Il Cesena di Recanati, il coraggio dei giovani e la lavagna di Ballardini e Rivalta

Il colpo di tacco fuori di un grande giocatore come Melchiorri ha scavato il solco di Recanatese-Cesena 1-2, quel tipo di serata con gli episodi decisivi a favore che aumenta l’autostima. Dopo cambi quasi tutti peggiorativi, arrivare col fiatone alla vittoria dà ancora più valore a tre punti presi in un campo per niente facile. La gara di ieri conferma che a Recanati si divertiranno in pochi (in questo niente di nuovo, nemmeno un genio come Leopardi a suo tempo si sganasciava dalle risate); in più una striscia di 6 vittorie appone a Cesena-Torres l’etichetta di partita da ricordare. Ovviamente non decisiva, ma sarà una delle partite che scriverà la storia del campionato. Come ci arriva il Cesena? A livello mentale, nel migliore modo possibile: ha la consapevolezza di 6 vittorie e di 15 giocatori in gol, in più sta avendo tantissimo da giovani pieni di coraggio e questo è un ottimo segnale.

Nei campionati migliori del Cesena, i ragazzi del settore giovanile hanno sempre dato un contributo importante e uno dei lati migliori di questo spicchio di calcio è il rapporto con gli errori dei giocatori cresciuti qui. Non si ricordano fischi quando Emanuele Giaccherini si incapponiva col dribbling o quando Stefano Sensi esagerava con i filtranti in verticale alla Xavi. Erano liberi di crescere e sbagliare grazie anche a un tipo di pubblico che perdona l’errore di chi ha coraggio e non ha pietà per chi si rannicchia sulle sue paure, lasciando strada al Monopoli o al Lecco di turno.

In aggiunta a tutto questo, c’è una tradizione di insegnanti di calcio talmente lunga da fare spavento. Nei primi anni 90, il 15enne difensore degli Allievi Claudio Rivalta finiva l’allenamento e veniva portato a casa dal suo allenatore Davide Ballardini, ravennate come lui. A causa della reazione del dopo-doccia di Rivalta, Ballardini metteva in moto e i vetri della sua auto si appannavano regolarmente. Il Balla però non faceva una piega, anzi. Ad ogni semaforo rosso, usava il parabrezza appannato come una lavagna e disegnava un assetto difensivo, con tanto di quiz a Rivalta: “Allora Claudio, la palla è qui e l’attaccante è qui. Tu dove vai?”. Semaforo verde, si riparte, poi all’incrocio successivo ecco un altro rosso. Lavagna. Difesa.

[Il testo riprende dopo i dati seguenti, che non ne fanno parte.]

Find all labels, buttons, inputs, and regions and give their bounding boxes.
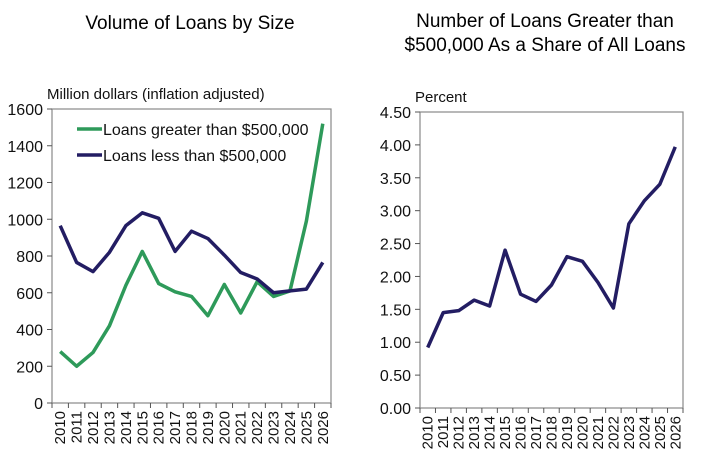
chart1-x-tick-label: 2019 bbox=[559, 416, 576, 449]
chart1-y-axis-label: Percent bbox=[415, 89, 468, 106]
chart0-y-tick-label: 400 bbox=[16, 323, 43, 340]
chart0-x-tick-label: 2024 bbox=[282, 411, 299, 444]
chart1-y-tick-label: 0.00 bbox=[380, 401, 411, 418]
chart0-y-axis-label: Million dollars (inflation adjusted) bbox=[47, 86, 265, 103]
chart1-y-tick-label: 1.50 bbox=[380, 302, 411, 319]
right-title-line2: $500,000 As a Share of All Loans bbox=[404, 35, 686, 56]
chart0-x-tick-label: 2013 bbox=[101, 411, 118, 444]
chart0-x-tick-label: 2010 bbox=[52, 411, 69, 444]
chart1-plot-frame bbox=[419, 111, 684, 409]
chart1-y-tick-label: 2.00 bbox=[380, 269, 411, 286]
chart0-x-tick-label: 2023 bbox=[266, 411, 283, 444]
left-chart-title: Volume of Loans by Size bbox=[85, 13, 295, 34]
chart1-x-tick-label: 2011 bbox=[435, 416, 452, 448]
chart0-y-tick-label: 1200 bbox=[7, 176, 43, 193]
chart0-x-tick-label: 2015 bbox=[134, 411, 151, 444]
chart1-x-tick-label: 2025 bbox=[652, 416, 669, 449]
chart0-y-tick-label: 1000 bbox=[7, 212, 43, 229]
right-chart-title: Number of Loans Greater than $500,000 As… bbox=[370, 10, 720, 58]
chart0-series-1-line bbox=[58, 211, 325, 295]
chart1-y-tick-label: 1.00 bbox=[380, 335, 411, 352]
chart1-x-tick-label: 2012 bbox=[451, 416, 468, 449]
chart0-y-tick-label: 800 bbox=[16, 249, 43, 266]
chart1-y-tick-label: 0.50 bbox=[380, 368, 411, 385]
chart1-y-tick-label: 3.50 bbox=[380, 171, 411, 188]
chart0-x-tick-label: 2026 bbox=[315, 411, 332, 444]
chart0-x-tick-label: 2021 bbox=[233, 411, 250, 444]
chart1-y-tick-label: 4.50 bbox=[380, 105, 411, 122]
chart1-x-tick-label: 2020 bbox=[574, 416, 591, 449]
chart0-y-tick-label: 1600 bbox=[7, 102, 43, 119]
chart1-series-0-line bbox=[426, 146, 677, 349]
chart1-x-tick-label: 2010 bbox=[420, 416, 437, 449]
chart0-y-tick-label: 200 bbox=[16, 359, 43, 376]
chart0-x-tick-label: 2012 bbox=[85, 411, 102, 444]
chart0-x-tick-label: 2016 bbox=[151, 411, 168, 444]
chart0-legend-label: Loans greater than $500,000 bbox=[103, 122, 309, 139]
chart0-series-0-line bbox=[59, 123, 325, 368]
chart1-x-tick-label: 2018 bbox=[544, 416, 561, 449]
chart1-x-tick-label: 2024 bbox=[636, 416, 653, 449]
chart1-x-tick-label: 2013 bbox=[466, 416, 483, 449]
chart1-y-tick-label: 4.00 bbox=[380, 138, 411, 155]
chart0-y-tick-label: 1400 bbox=[7, 139, 43, 156]
chart1-y-tick-label: 3.00 bbox=[380, 204, 411, 221]
chart1-y-tick-label: 2.50 bbox=[380, 237, 411, 254]
chart0-x-tick-label: 2025 bbox=[298, 411, 315, 444]
chart0-x-tick-label: 2014 bbox=[118, 411, 135, 444]
chart1-x-tick-label: 2021 bbox=[590, 416, 607, 449]
chart1-x-tick-label: 2016 bbox=[513, 416, 530, 449]
chart0-x-tick-label: 2011 bbox=[69, 411, 86, 443]
chart0-x-tick-label: 2017 bbox=[167, 411, 184, 444]
chart1-x-tick-label: 2023 bbox=[621, 416, 638, 449]
chart0-legend-label: Loans less than $500,000 bbox=[103, 148, 286, 165]
chart1-x-tick-label: 2017 bbox=[528, 416, 545, 449]
chart0-x-tick-label: 2018 bbox=[184, 411, 201, 444]
chart1-x-tick-label: 2014 bbox=[482, 416, 499, 449]
chart0-y-tick-label: 600 bbox=[16, 286, 43, 303]
chart0-x-tick-label: 2022 bbox=[249, 411, 266, 444]
chart1-x-tick-label: 2026 bbox=[667, 416, 684, 449]
chart0-y-tick-label: 0 bbox=[34, 396, 43, 413]
chart1-x-tick-label: 2022 bbox=[605, 416, 622, 449]
chart1-x-tick-label: 2015 bbox=[497, 416, 514, 449]
chart0-x-tick-label: 2019 bbox=[200, 411, 217, 444]
right-title-line1: Number of Loans Greater than bbox=[416, 11, 674, 32]
chart0-x-tick-label: 2020 bbox=[216, 411, 233, 444]
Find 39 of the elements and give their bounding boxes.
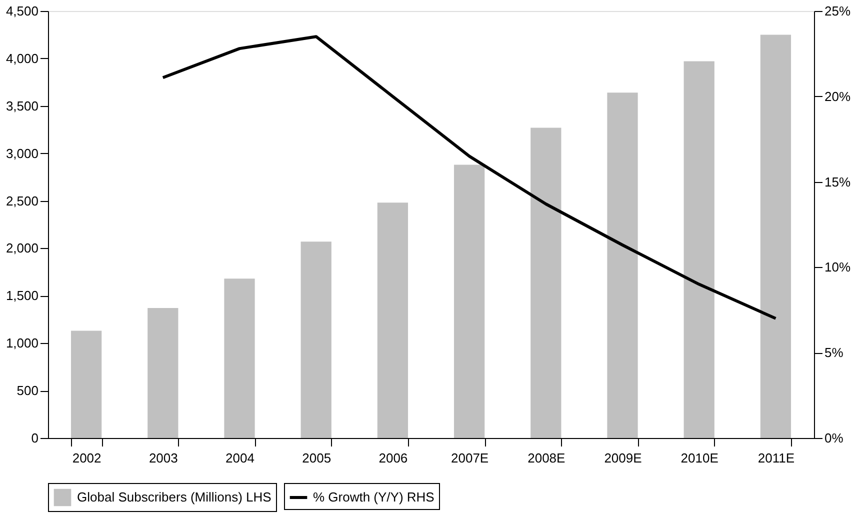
y-tick-label: 2,500 <box>6 193 38 208</box>
y-tick-label: 1,500 <box>6 288 38 304</box>
y2-tick-label: 15% <box>824 174 851 190</box>
x-tick-label: 2004 <box>226 450 254 466</box>
y-tick-label: 3,500 <box>6 98 38 114</box>
x-tick-label: 2006 <box>378 450 408 466</box>
y2-tick-label: 5% <box>824 345 844 360</box>
y-tick-label: 3,000 <box>6 146 38 161</box>
bar <box>760 34 792 438</box>
bar <box>530 128 562 438</box>
y-tick-label: 0 <box>31 430 38 446</box>
y-tick-label: 500 <box>16 383 38 398</box>
y-tick-label: 4,000 <box>6 50 38 66</box>
legend-label: Global Subscribers (Millions) LHS <box>77 490 272 504</box>
bar <box>454 164 485 438</box>
x-tick-label: 2005 <box>302 450 332 466</box>
y2-tick-label: 0% <box>824 430 844 446</box>
bar <box>684 61 714 438</box>
bar <box>300 242 332 438</box>
bar <box>377 202 408 438</box>
y-tick-label: 1,000 <box>6 336 38 351</box>
y-tick-label: 4,500 <box>6 4 38 18</box>
bar <box>148 308 178 438</box>
y-tick-label: 2,000 <box>6 240 38 256</box>
y2-tick-label: 25% <box>824 4 851 18</box>
line-series <box>161 35 778 320</box>
x-tick-label: 2002 <box>72 450 102 466</box>
legend-label: % Growth (Y/Y) RHS <box>313 490 435 504</box>
y2-tick-label: 20% <box>824 88 851 104</box>
x-tick-label: 2008E <box>528 450 566 466</box>
x-tick-label: 2007E <box>451 450 489 466</box>
x-tick-label: 2011E <box>758 450 795 466</box>
y2-tick-label: 10% <box>824 260 851 275</box>
x-tick-label: 2010E <box>680 450 719 466</box>
bar <box>224 278 255 438</box>
x-tick-label: 2009E <box>604 450 642 466</box>
bar <box>607 92 638 438</box>
bar <box>70 330 102 438</box>
x-tick-label: 2003 <box>148 450 178 466</box>
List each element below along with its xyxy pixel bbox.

Quiz. “Dunque Claudio, e se invece la palla è qui e l’attaccante è qua?”. Avanti così per mesi, con Rivalta che più di una volta avrà pensato: “Oh, ma uno straccio di semaforo verde questo non lo prende mai?”. Ma se si guarda alla sostanza delle cose, la sostanza dice che Rivalta non sbagliò una risposta e visto che tra i difetti di Ballardini non c’è quello di non capire di calcio, Rivalta dopo 18 campionati da professionista oggi allena l’Under 17 della Juve.

E ancora. Tre settimane fa, alla Club House del Manuzzi si è rivisto Otello Catania, responsabile del settore giovanile del Cesena in due puntate distinte. Gli è stato chiesto come si può ricominciare a costruire i talenti in Italia e lui ha risposto così: “Mettendosi a giocare. Oggi i ragazzi giocano poco, si è ridotto il tempo che spendono in un campo di calcio, con il gioco libero al di fuori dell’allenamento che è quasi scomparso. C’è un mondo diverso, quindi bisogna pensare a cose diverse. Per esempio: la partitella. Chi ha detto che bisogna farla alla fine dell’allenamento? Sono consuetudini di un passato che non c’è più. Con i tempi che corrono oggi, la partitella bisognerebbe farla all’inizio dell’allenamento: i ragazzi hanno bisogno di ripetere il gesto tecnico nelle situazioni della partita, devono godere della soddisfazione di una bella giocata che riesce dentro la partita”. E ora resta giusto da capire cosa diavolo sia passato per la testa di Lugaresi e poi in quella di Campedelli per lasciare andare via uno così.